Allegri  ! s’écria le malade. Revenez demain, seigneur français ; je crois qu’en m’armant de courage, il me sera possible d’arriver au bout de mon récit.

— N’allez pas entreprendre une chose au-dessus de vos forces.

— Ne craignez rien. Sous les apparences de la délicatesse, j’ai une santé de fer. Je suis sensible ; mais le ciel m’a donné l’ame d’un héros de Torquato Tasso.

— Pauvre Torquato! repris-je, en voilà un qui a réellement souffert !

— Comme moi, précisément dans ce même village de Sorrente. Oh! oui je ressemble au pauvre Torquato... Mais on sonne. Ce doit être le docteur. Il arrive à propos, je vais lui demander quel jour nous pourrons aller à Naples manger la pizze et les huîtres du lac Fusaro.

Le médecin arriva en effet. Il paraissait avoir quarante ans. Je le reconnus avec plaisir pour un Français et un homme intelligent.
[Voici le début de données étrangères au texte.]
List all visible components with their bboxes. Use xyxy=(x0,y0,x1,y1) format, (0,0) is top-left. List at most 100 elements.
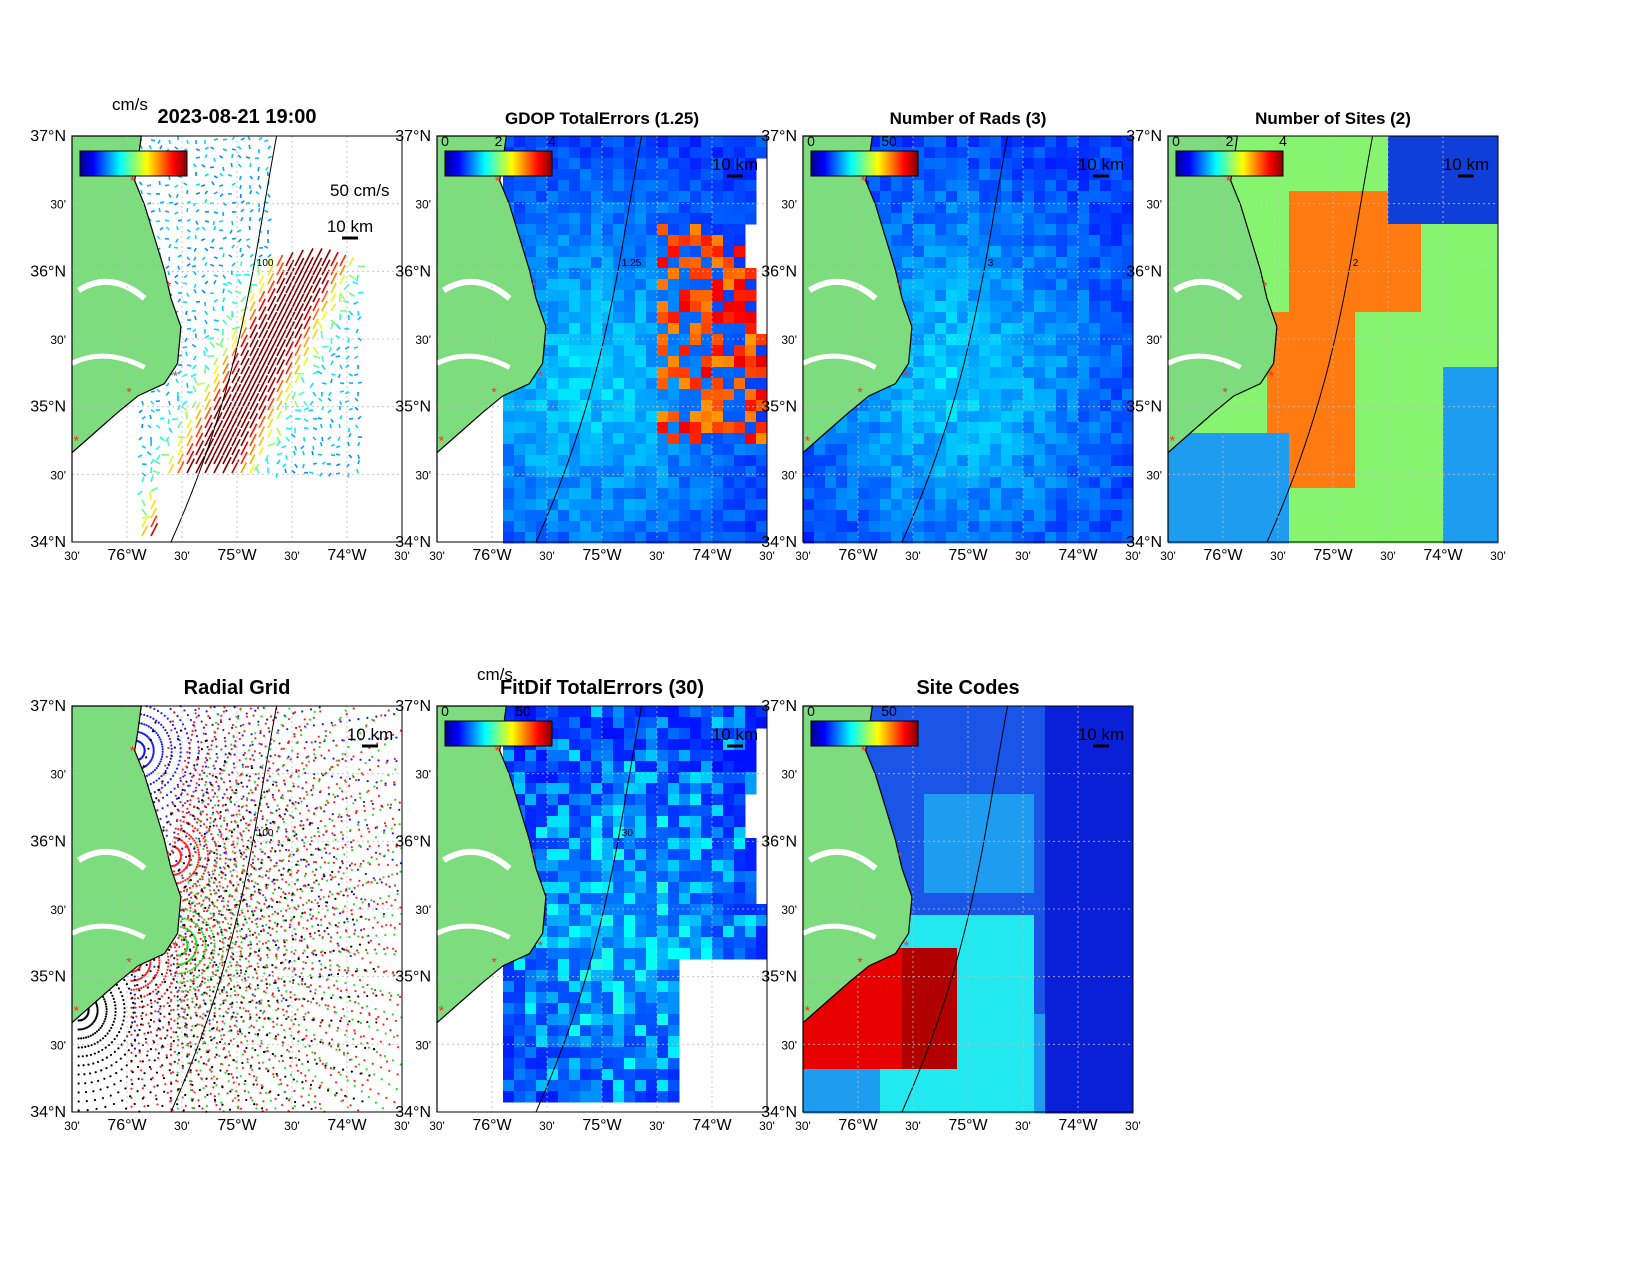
radial-point xyxy=(372,877,375,880)
radial-point xyxy=(305,756,308,759)
radial-point xyxy=(255,1019,258,1022)
radial-point xyxy=(179,747,182,750)
radial-point xyxy=(394,768,397,771)
radial-point xyxy=(215,752,218,756)
radial-point xyxy=(268,974,271,977)
radial-point xyxy=(295,863,298,866)
radial-point xyxy=(208,757,211,760)
radial-point xyxy=(304,836,307,839)
radial-point xyxy=(393,1100,396,1104)
radial-point xyxy=(146,986,149,989)
radial-point xyxy=(238,986,242,989)
radial-point xyxy=(313,873,316,877)
radial-point xyxy=(266,946,269,950)
radial-point xyxy=(204,756,208,760)
radial-point xyxy=(317,830,320,833)
radial-point xyxy=(186,832,189,835)
radial-point xyxy=(391,1013,394,1016)
current-vector xyxy=(337,436,341,441)
lon-tick-label: 76°W xyxy=(107,547,147,564)
current-vector xyxy=(276,302,287,321)
radial-point xyxy=(218,885,222,888)
current-vector xyxy=(319,472,323,477)
current-vector xyxy=(218,220,224,223)
radial-point xyxy=(161,1074,165,1077)
radial-point xyxy=(320,951,323,954)
radial-point xyxy=(320,924,323,927)
radial-point xyxy=(105,1005,108,1008)
radial-point xyxy=(323,991,326,994)
current-vector xyxy=(320,330,323,339)
radial-point xyxy=(174,986,178,989)
radial-point xyxy=(320,963,323,966)
radial-point xyxy=(190,933,193,936)
radial-point xyxy=(227,1050,231,1053)
radial-point xyxy=(152,1020,156,1023)
current-vector xyxy=(321,436,324,442)
radial-point xyxy=(167,1023,171,1026)
radial-point xyxy=(338,718,341,721)
radial-point xyxy=(357,778,360,782)
radial-point xyxy=(341,861,344,865)
current-vector xyxy=(276,262,285,276)
radial-point xyxy=(246,904,249,908)
current-vector xyxy=(335,472,341,475)
current-vector xyxy=(267,337,278,357)
radial-point xyxy=(385,900,388,904)
radial-point xyxy=(228,829,231,832)
radial-point xyxy=(387,875,390,878)
radial-point xyxy=(378,943,381,946)
radial-point xyxy=(186,799,189,803)
lat-tick-label: 36°N xyxy=(30,263,66,280)
current-vector xyxy=(347,441,350,447)
radial-point xyxy=(201,765,204,768)
radial-point xyxy=(238,813,241,816)
radial-point xyxy=(335,857,338,860)
radial-point xyxy=(387,774,390,777)
radial-point xyxy=(309,843,312,846)
radial-point xyxy=(197,851,200,854)
current-vector xyxy=(294,257,305,276)
radial-point xyxy=(210,917,213,920)
radial-point xyxy=(261,942,265,945)
lon-tick-label: 30' xyxy=(649,549,665,563)
radial-point xyxy=(239,878,242,881)
current-vector xyxy=(348,454,353,459)
radial-point xyxy=(221,961,224,964)
radial-point xyxy=(194,925,197,928)
plot-frame xyxy=(802,135,1134,543)
radial-point xyxy=(218,926,221,929)
radial-point xyxy=(312,997,315,1000)
current-vector xyxy=(309,400,314,406)
radial-point xyxy=(233,828,236,831)
radial-point xyxy=(320,754,323,757)
current-vector xyxy=(249,162,252,168)
current-vector xyxy=(177,453,184,465)
radial-point xyxy=(281,878,284,881)
radial-point xyxy=(399,995,402,999)
radial-point xyxy=(350,1058,353,1061)
current-vector xyxy=(356,468,359,474)
radial-point xyxy=(330,1038,334,1041)
radial-point xyxy=(332,861,335,864)
current-vector xyxy=(227,173,233,177)
current-vector xyxy=(186,292,190,298)
radial-point xyxy=(256,977,259,980)
radial-point xyxy=(214,1046,218,1049)
current-vector xyxy=(222,401,233,420)
radial-point xyxy=(207,964,210,967)
radial-point xyxy=(218,1054,221,1058)
radial-point xyxy=(193,967,196,970)
current-vector xyxy=(204,422,214,438)
radial-point xyxy=(202,837,205,840)
radial-point xyxy=(275,955,278,958)
current-vector xyxy=(213,445,224,465)
radial-point xyxy=(148,992,151,995)
radial-point xyxy=(205,923,208,926)
radial-point xyxy=(123,1007,126,1010)
radial-point xyxy=(366,1041,369,1045)
radial-point xyxy=(378,878,382,881)
current-vector xyxy=(249,284,253,294)
radial-point xyxy=(229,858,232,861)
radial-point xyxy=(167,763,170,766)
Il accorda au convalescent la permission de s’embarquer pour Naples et de manger tout ce qu’il voulait. Je saluai mes nouveaux amis, et je sortis avec le docteur.
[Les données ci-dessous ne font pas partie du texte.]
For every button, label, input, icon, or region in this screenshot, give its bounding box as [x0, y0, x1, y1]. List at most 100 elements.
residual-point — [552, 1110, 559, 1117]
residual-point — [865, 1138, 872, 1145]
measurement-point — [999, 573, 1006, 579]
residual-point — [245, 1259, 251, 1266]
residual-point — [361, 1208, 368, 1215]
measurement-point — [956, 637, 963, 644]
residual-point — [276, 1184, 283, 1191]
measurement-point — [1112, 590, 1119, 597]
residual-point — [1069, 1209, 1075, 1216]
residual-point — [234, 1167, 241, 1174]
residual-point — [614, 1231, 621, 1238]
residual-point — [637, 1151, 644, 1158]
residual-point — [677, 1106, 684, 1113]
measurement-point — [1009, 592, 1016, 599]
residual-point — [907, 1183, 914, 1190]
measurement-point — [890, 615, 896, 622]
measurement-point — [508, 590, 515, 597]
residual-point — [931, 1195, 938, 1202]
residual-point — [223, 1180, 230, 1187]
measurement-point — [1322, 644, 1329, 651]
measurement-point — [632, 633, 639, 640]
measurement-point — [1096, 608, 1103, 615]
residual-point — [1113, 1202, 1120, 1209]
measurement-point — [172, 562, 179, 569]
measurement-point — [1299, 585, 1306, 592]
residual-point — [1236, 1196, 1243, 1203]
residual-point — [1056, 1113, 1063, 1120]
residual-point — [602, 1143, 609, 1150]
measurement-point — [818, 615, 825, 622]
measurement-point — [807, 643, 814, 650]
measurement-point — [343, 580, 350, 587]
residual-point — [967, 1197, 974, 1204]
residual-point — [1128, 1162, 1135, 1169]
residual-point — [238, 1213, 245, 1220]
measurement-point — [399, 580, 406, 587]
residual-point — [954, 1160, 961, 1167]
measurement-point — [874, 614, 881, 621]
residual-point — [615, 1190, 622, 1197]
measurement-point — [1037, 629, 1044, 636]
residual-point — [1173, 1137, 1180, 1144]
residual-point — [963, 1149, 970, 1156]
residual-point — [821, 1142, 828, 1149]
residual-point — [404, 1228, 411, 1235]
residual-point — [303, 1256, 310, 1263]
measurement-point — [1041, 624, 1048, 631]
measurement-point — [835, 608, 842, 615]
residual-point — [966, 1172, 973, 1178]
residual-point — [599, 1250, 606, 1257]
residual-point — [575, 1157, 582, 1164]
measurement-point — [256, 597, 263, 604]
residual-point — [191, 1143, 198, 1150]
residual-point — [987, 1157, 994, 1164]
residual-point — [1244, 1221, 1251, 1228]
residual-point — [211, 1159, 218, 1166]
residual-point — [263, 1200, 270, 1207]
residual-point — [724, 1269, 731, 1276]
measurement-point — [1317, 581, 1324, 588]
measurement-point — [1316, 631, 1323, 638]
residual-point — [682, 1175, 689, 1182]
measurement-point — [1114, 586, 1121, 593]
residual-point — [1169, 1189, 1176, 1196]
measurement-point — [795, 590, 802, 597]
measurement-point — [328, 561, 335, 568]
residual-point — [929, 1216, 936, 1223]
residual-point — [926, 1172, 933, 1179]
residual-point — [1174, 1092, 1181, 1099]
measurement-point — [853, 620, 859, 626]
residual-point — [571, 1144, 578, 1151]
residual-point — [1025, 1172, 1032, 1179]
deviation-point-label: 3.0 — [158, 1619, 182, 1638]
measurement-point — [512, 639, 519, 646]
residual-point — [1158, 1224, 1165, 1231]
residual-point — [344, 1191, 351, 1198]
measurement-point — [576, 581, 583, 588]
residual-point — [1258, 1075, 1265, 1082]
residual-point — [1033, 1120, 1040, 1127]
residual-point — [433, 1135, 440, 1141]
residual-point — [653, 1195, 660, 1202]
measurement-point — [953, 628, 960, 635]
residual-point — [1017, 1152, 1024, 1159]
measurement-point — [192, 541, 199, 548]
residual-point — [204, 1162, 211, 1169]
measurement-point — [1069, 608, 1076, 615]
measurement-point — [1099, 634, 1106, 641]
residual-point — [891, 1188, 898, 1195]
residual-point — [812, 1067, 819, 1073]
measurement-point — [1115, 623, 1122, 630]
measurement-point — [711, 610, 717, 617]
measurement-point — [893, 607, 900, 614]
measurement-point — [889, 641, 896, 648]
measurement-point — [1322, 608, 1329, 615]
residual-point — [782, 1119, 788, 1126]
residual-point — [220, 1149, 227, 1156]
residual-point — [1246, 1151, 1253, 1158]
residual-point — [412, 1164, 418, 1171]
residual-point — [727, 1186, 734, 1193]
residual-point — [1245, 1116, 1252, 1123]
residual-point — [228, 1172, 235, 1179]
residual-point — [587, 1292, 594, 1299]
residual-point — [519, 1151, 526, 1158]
— La blessure, lui dis-je, n’était pas bien grave ?

— Une forte contusion, répondit-il, mais heureusement point de fracture. Le jeune homme s’est cru mort, ou tout au moins en danger de perdre un bras, parce que les muscles foulés le faisaient beaucoup souffrir. A ses discours, vous devinez de quel style auront été ses lettres à son oncle. Le pauvre vieux a pris cette éloquence pour argent comptant, et il est accouru de Bisceglia, s’imaginant assister aux derniers momens de son neveu. Il ne faut pas croire pourtant que mon jeune malade ne soit pas véritablement passionné. Il s’exprime avec exagération, mais il sent vivement.

— Vous savez donc ses aventures et la cause de son accident ?

— Tout au long. Geronimo n’a rien de caché pour ses amis.

— Vous me feriez plaisir si vous vouliez bien me raconter cette histoire. Je dois en recevoir la confidence demain ; mais je crains un peu les fleurs de rhétorique du héros.